Мы были юны, мы любили (Любовь – кибитка кочевая, Шальная песня ветра)
Шрифт:
– Не прогадал, морэ! – хлопали по спине Кузьму цыгане. – Золотую взял! С такой бабой не пропадешь! Эх, какая красота – и ему одному! И где правда на свете, чявалэ?
Кузьма смущенно улыбался, молчал. Он сам до сих пор не мог понять, за какие заслуги перед богом на него свалилось такое счастье. Они жили с Данкой вместе пятый месяц, вместе работали в ресторане, каждый вечер Кузьма стоял за ее спиной с гитарой в руках, каждый раз перед тем, как лечь спать, Данка снимала с него сапоги, каждую ночь они укладывались в одну постель и засыпали вместе – а он никак не мог привыкнуть. Вот это все – его… Это темное, сумрачное лицо с острым подбородком, тонкими бровями, большими, черными, никогда не улыбающимися глазами, эти волосы – теплые, вьющиеся, мягкие, эти плечи, руки, грудь – все ему… За что? Кто он, Кузьма Лемехов? Император всероссийский? Генерал-губернатор?

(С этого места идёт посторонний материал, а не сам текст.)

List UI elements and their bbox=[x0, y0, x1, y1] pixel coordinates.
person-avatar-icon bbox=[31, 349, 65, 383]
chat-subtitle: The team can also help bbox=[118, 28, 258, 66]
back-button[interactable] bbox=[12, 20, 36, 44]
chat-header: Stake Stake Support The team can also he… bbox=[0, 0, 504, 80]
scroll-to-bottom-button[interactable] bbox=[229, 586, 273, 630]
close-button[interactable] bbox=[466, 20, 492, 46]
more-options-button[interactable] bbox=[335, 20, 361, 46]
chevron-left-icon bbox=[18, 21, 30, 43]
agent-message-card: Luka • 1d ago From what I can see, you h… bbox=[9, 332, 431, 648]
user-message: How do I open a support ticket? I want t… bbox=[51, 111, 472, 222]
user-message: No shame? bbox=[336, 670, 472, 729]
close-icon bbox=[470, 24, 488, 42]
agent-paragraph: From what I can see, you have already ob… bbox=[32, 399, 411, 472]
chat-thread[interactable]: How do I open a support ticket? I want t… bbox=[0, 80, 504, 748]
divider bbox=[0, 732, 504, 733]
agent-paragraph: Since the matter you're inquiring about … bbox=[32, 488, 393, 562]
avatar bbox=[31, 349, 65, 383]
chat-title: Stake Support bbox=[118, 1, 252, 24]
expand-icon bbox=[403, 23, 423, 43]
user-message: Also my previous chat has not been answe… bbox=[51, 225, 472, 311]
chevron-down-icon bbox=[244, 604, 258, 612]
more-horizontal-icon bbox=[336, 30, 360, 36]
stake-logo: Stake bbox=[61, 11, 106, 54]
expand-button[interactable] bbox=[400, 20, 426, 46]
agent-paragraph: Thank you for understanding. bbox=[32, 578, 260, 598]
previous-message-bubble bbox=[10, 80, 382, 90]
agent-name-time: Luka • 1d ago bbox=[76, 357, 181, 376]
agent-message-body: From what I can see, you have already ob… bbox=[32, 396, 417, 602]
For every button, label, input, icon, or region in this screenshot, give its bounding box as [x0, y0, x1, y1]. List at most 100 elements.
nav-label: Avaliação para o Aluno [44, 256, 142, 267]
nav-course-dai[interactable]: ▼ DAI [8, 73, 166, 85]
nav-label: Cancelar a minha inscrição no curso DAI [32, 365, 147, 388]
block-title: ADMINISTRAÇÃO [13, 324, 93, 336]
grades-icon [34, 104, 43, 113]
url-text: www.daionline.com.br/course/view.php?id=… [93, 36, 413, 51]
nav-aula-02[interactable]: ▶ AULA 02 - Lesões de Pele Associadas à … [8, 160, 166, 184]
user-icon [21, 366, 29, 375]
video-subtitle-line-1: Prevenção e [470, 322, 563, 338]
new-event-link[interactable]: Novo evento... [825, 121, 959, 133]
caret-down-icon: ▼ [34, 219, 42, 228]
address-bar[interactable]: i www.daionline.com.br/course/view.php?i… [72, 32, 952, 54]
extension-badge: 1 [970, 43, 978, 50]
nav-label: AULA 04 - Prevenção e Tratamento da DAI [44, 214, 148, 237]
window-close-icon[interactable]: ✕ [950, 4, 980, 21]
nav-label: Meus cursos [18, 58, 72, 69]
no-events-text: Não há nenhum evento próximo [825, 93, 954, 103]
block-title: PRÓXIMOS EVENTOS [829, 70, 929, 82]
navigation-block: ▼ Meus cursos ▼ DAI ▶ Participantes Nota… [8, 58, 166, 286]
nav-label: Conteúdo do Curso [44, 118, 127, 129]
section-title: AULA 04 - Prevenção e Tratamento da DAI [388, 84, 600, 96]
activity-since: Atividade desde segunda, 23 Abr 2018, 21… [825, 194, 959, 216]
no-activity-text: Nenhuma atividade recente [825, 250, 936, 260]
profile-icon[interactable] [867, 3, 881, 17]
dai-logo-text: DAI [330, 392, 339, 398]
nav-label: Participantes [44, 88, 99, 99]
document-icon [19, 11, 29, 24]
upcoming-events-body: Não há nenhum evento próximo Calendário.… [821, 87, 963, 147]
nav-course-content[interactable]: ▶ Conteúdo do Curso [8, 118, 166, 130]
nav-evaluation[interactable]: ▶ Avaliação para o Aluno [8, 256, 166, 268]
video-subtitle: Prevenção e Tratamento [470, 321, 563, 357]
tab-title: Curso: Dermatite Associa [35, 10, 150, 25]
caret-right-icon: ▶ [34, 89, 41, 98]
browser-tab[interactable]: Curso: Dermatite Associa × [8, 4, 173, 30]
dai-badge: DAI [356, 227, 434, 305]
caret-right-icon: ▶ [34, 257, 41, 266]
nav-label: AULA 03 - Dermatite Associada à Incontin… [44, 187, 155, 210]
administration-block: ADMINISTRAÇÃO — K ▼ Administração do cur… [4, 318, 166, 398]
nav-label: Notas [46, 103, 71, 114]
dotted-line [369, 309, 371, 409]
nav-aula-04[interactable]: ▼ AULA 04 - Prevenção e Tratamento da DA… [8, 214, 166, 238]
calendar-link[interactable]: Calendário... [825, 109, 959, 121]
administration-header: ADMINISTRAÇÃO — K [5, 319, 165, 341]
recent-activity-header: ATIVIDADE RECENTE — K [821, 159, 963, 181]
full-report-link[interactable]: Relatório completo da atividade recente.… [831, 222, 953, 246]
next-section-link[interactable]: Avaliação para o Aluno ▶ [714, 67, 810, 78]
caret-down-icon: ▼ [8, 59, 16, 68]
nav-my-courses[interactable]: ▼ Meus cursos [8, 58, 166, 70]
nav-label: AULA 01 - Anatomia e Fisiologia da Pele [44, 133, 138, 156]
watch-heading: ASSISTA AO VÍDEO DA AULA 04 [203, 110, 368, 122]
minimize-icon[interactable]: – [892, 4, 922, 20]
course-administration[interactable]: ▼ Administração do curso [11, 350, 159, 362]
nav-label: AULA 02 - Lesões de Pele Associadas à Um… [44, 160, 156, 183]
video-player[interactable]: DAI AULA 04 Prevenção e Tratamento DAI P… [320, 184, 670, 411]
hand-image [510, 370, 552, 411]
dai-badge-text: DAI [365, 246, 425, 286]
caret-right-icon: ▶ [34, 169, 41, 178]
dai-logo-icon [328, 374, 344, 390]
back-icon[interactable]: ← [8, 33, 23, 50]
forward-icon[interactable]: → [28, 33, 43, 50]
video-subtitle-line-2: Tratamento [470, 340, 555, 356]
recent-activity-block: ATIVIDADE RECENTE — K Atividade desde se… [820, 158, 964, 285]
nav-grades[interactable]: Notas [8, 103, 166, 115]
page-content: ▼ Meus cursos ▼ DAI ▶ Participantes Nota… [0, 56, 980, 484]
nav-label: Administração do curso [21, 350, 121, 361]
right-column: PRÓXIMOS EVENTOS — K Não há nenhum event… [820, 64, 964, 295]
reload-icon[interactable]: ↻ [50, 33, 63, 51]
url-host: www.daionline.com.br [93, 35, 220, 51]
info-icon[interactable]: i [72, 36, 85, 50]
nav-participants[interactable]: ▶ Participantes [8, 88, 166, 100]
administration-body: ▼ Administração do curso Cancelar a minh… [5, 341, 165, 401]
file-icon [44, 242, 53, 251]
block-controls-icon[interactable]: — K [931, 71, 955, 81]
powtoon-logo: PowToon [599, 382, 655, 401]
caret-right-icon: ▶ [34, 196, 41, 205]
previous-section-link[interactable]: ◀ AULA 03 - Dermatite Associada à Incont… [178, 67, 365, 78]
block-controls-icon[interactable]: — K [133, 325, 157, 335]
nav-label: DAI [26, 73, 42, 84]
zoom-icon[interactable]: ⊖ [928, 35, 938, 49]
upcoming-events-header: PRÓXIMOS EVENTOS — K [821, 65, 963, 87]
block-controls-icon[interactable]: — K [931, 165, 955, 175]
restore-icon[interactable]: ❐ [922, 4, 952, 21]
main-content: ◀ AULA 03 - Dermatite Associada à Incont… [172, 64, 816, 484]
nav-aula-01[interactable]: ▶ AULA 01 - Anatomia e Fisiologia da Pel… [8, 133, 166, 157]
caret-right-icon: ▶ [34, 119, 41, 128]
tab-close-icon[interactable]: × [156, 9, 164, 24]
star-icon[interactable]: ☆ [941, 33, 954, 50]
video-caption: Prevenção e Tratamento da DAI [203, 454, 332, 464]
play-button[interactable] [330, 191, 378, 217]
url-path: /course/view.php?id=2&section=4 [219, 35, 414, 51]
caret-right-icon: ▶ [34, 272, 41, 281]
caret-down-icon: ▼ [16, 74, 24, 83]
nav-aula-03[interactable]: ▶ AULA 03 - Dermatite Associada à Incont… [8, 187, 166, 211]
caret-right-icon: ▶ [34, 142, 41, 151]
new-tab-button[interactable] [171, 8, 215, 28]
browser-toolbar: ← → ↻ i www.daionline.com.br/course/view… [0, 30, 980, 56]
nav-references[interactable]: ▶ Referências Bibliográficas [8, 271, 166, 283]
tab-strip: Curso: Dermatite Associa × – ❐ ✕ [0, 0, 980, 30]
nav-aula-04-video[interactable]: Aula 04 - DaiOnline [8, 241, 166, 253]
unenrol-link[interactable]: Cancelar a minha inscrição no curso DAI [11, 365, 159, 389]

– Вы от Данки отвяжитесь. Здоровее будете.
Понемногу цыганам надоело донимать «подколесную» вопросами, и от нее отстали. Кузьма же прекратил это бессмысленное занятие раньше всех – после того как однажды ночью на свой осторожный вопрос о жениной родне услышал мрачное:
– Тебе на что?
– Как «на что»? – опешил он. – Не чужие ведь. Просто так, чтоб знать…
– Много будешь знать – плохо будешь спать. Спи, кстати, давай, ночь-полночь… – Данка повернулась к нему спиной и натянула на плечи одеяло.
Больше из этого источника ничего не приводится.